Figure 7. LPS neutralisation by FhHDM-1.

(A) Alignment of full-length FhHDM-1 with peptide 1 (FhHDM-1 p1) and peptide 2 (FhHDM-1 p2). The conserved C-terminal amphipathic helix is shaded in grey. (B) The ability of native and recombinant FhHDM-1 to bind LPS was investigated by incubating the proteins (2 µg/well) in an LPS-coated (100 ng/well) microtitre plate. Bound proteins were detected by ELISA using rabbit anti-FhHDM-1 as a primary antibody. BSA was used as a baseline control. Whilst trypsinising the recombinant FhHDM-1 significantly reduced the LPS interaction, boiling had no effect. (C) The ability of recombinant FhHDM-1 (Δ), FhHDM-1 p1 (•) or FhHDM-1 p2 (▪) to bind to LPS was investigated by incubating a range of concentrations of proteins (0.02–2 µg/well) in this assay. (D) FhHDM-1 or derived peptides (0.1 µg) were incubated in the presence of LPS (0.05-5 µg/well) and bound peptides measured as described above. Binding of peptides to the LPS-immobilised plates was expressed as a percentage of that measured for 2 µg (for panel C) or 0.1 µg (for panel D) of FhHDM-1. Data are the means ± SD from three separate experiments. (E) FhHDM-1 and FhHDM-1 p2 but not FhHDM-1 p1 reduced the interaction between LPS and LBP as effectively as LL-37. LPS-coated microtitre plates were incubated with 5 µg/well of F. hepatica ES, LL-37, FhHDM-1 or derived peptides for 1 h prior to the addition of 10% human sera in PBS. Interaction of LBP with LPS was measured by ELISA using an anti-LBP primary antibody and expressed as a percentage of that detected for 10% sera in the absence of added peptides. Data are the mean ± SD of three separate experiments. Statistical significance was calculated using the student t-test and represent a comparison to the binding of 10% sera to immobilised LPS. (F) Binding of FITC-conjugated LPS to RAW264.7 cells was inhibited by LL-37, FhHDM-1 and peptides. RAW264.7 cells (5×10⁵cells/ml) were incubated with 100 ng/ml of FITC-conjugated LPS in the presence of FhHDM-1, FhHDM-1 p1, FhHDM-1 p2 and LL-37 (5 µg/ml) in RPMI 1640 containing 10% FBS for 20 min at 4°C. The binding of FITC-LPS was analysed by flow cytometry. Values represent percentage inhibition of FITC-LPS binding compared to cells in the absence of peptides. Data are the mean fluorescence ± SD of three independent experiments.

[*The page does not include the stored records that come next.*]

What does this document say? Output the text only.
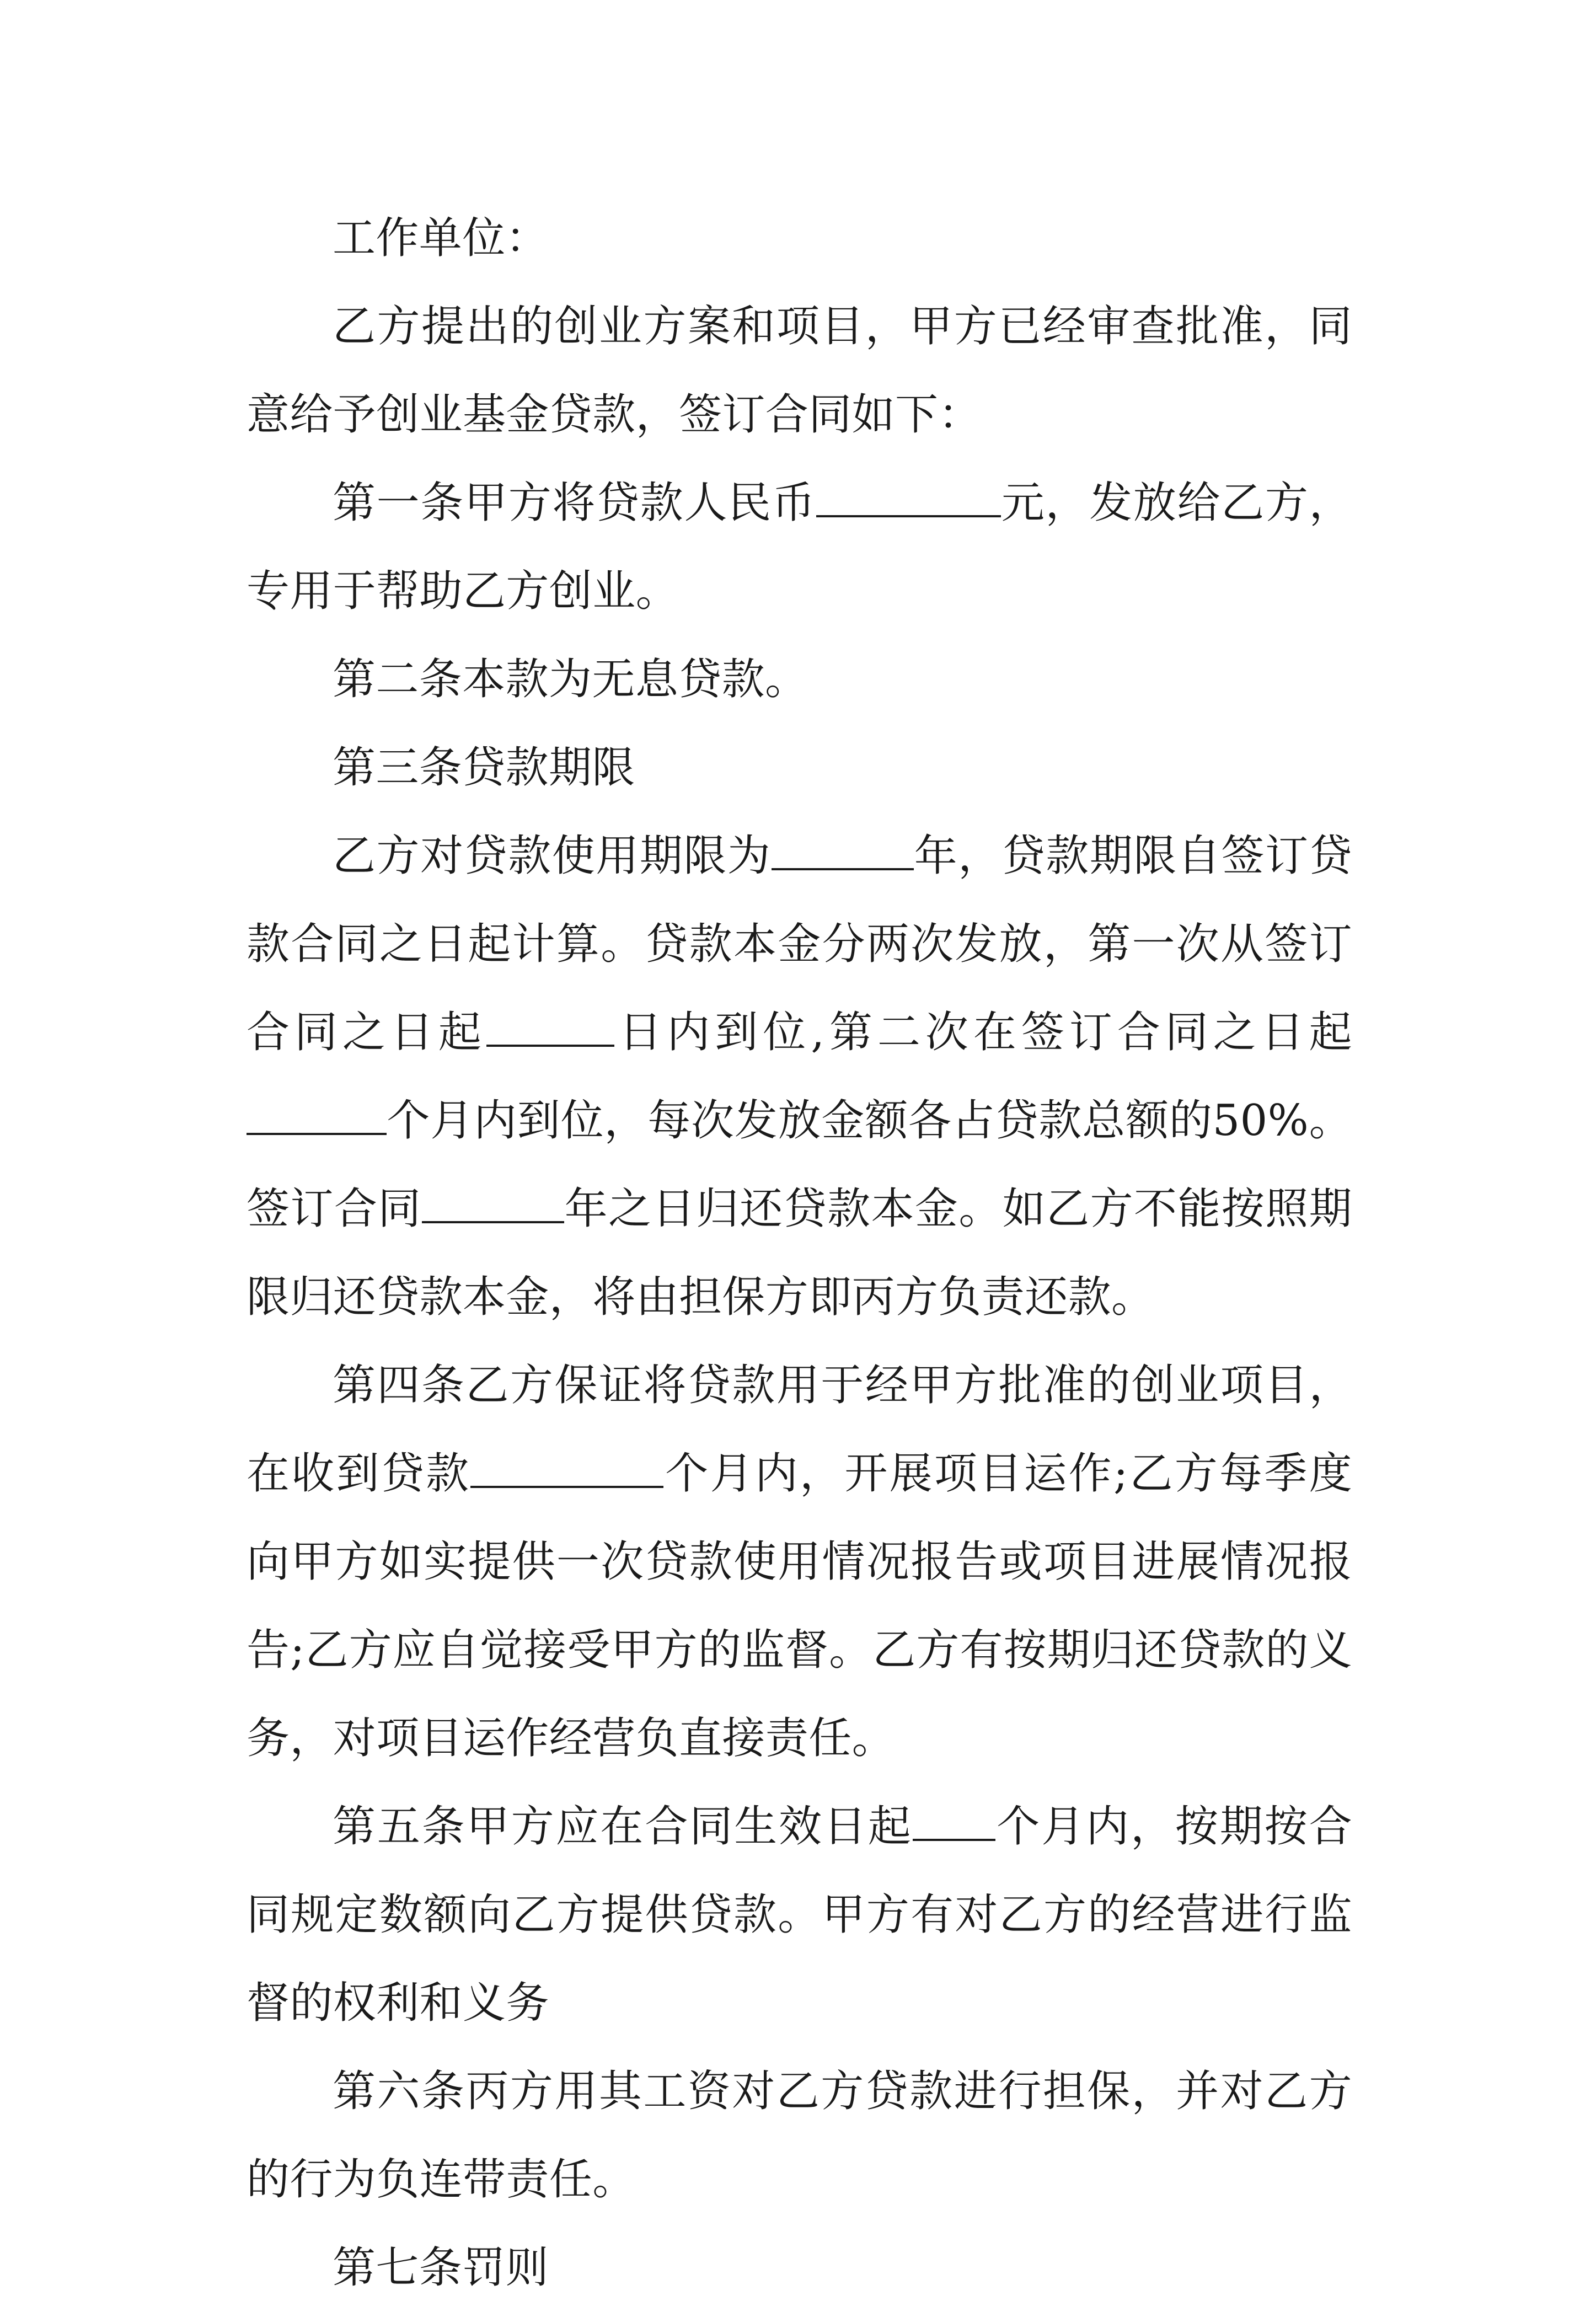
工作单位：

乙方提出的创业方案和项目，甲方已经审查批准，同意给予创业基金贷款，签订合同如下：

第一条甲方将贷款人民币	元，发放给乙方，专用于帮助乙方创业。

第二条本款为无息贷款。

第三条贷款期限

乙方对贷款使用期限为	年，贷款期限自签订贷款合同之日起计算。贷款本金分两次发放，第一次从签订合同之日起	日内到位,第二次在签订合同之日起个月内到位，每次发放金额各占贷款总额的50%。签订合同	年之日归还贷款本金。如乙方不能按照期限归还贷款本金，将由担保方即丙方负责还款。

第四条乙方保证将贷款用于经甲方批准的创业项目，在收到贷款	个月内，开展项目运作;乙方每季度向甲方如实提供一次贷款使用情况报告或项目进展情况报告;乙方应自觉接受甲方的监督。乙方有按期归还贷款的义务，对项目运作经营负直接责任。

第五条甲方应在合同生效日起 个月内，按期按合同规定数额向乙方提供贷款。甲方有对乙方的经营进行监督的权利和义务

第六条丙方用其工资对乙方贷款进行担保，并对乙方的行为负连带责任。

第七条罚则
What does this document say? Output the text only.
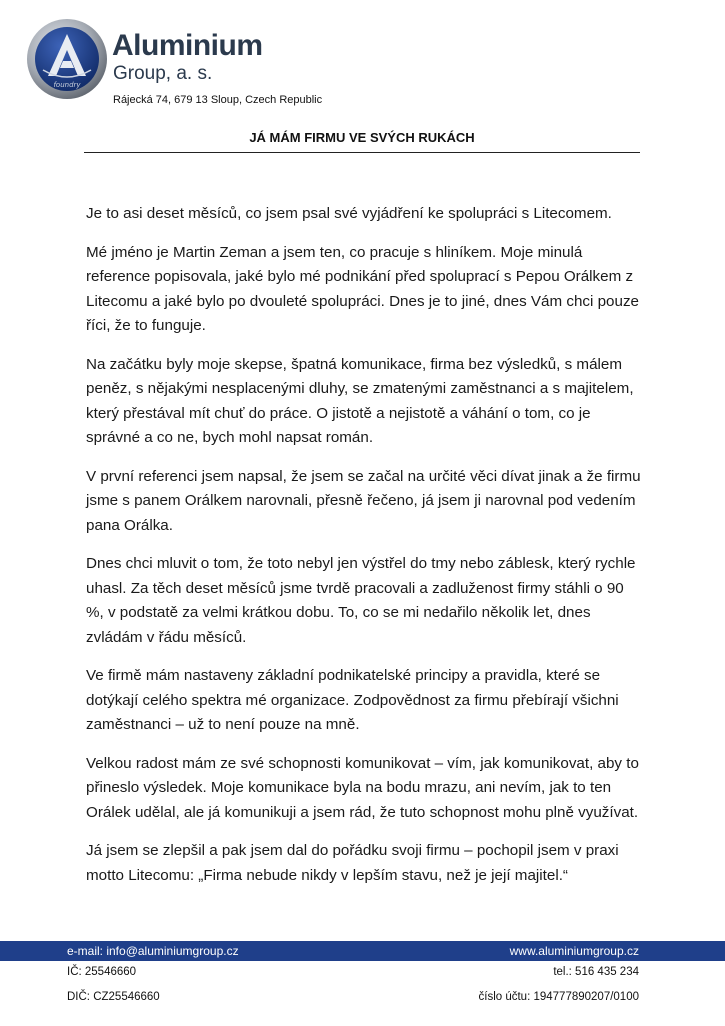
foundry
Aluminium
Group, a. s.
Rájecká 74, 679 13 Sloup, Czech Republic
JÁ MÁM FIRMU VE SVÝCH RUKÁCH

Je to asi deset měsíců, co jsem psal své vyjádření ke spolupráci s Litecomem.

Mé jméno je Martin Zeman a jsem ten, co pracuje s hliníkem. Moje minulá reference popisovala, jaké bylo mé podnikání před spoluprací s Pepou Orálkem z Litecomu a jaké bylo po dvouleté spolupráci. Dnes je to jiné, dnes Vám chci pouze říci, že to funguje.

Na začátku byly moje skepse, špatná komunikace, firma bez výsledků, s málem peněz, s nějakými nesplacenými dluhy, se zmatenými zaměstnanci a s majitelem, který přestával mít chuť do práce. O jistotě a nejistotě a váhání o tom, co je správné a co ne, bych mohl napsat román.

V první referenci jsem napsal, že jsem se začal na určité věci dívat jinak a že firmu jsme s panem Orálkem narovnali, přesně řečeno, já jsem ji narovnal pod vedením pana Orálka.

Dnes chci mluvit o tom, že toto nebyl jen výstřel do tmy nebo záblesk, který rychle uhasl. Za těch deset měsíců jsme tvrdě pracovali a zadluženost firmy stáhli o 90 %, v podstatě za velmi krátkou dobu. To, co se mi nedařilo několik let, dnes zvládám v řádu měsíců.

Ve firmě mám nastaveny základní podnikatelské principy a pravidla, které se dotýkají celého spektra mé organizace. Zodpovědnost za firmu přebírají všichni zaměstnanci – už to není pouze na mně.

Velkou radost mám ze své schopnosti komunikovat – vím, jak komunikovat, aby to přineslo výsledek. Moje komunikace byla na bodu mrazu, ani nevím, jak to ten Orálek udělal, ale já komunikuji a jsem rád, že tuto schopnost mohu plně využívat.

Já jsem se zlepšil a pak jsem dal do pořádku svoji firmu – pochopil jsem v praxi motto Litecomu: „Firma nebude nikdy v lepším stavu, než je její majitel.“

e-mail: info@aluminiumgroup.cz	www.aluminiumgroup.cz
IČ: 25546660	tel.: 516 435 234
DIČ: CZ25546660	číslo účtu: 194777890207/0100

Figure 8. FhHDM-1 protects mice from LPS-induced inflammation.

(A) BALB/c mice were injected intra-peritoneally with 1 µg of LPS alone or combined with 1 µg of FhHDM-1, FhHDM-1 p2 or LL-37. Two hours later, sera was collected and serum levels of TNF and (B) IL-1β measured by ELISA. (C) Peritoneal macrophages were isolated, cultured unstimulated in media overnight and then levels of TNF and (D) IL-1β in the culture measured by ELISA. Data are the mean ± SD of six mice in each group. Statistical significance represents a comparison to the levels of cytokines secreted by mice given LPS only.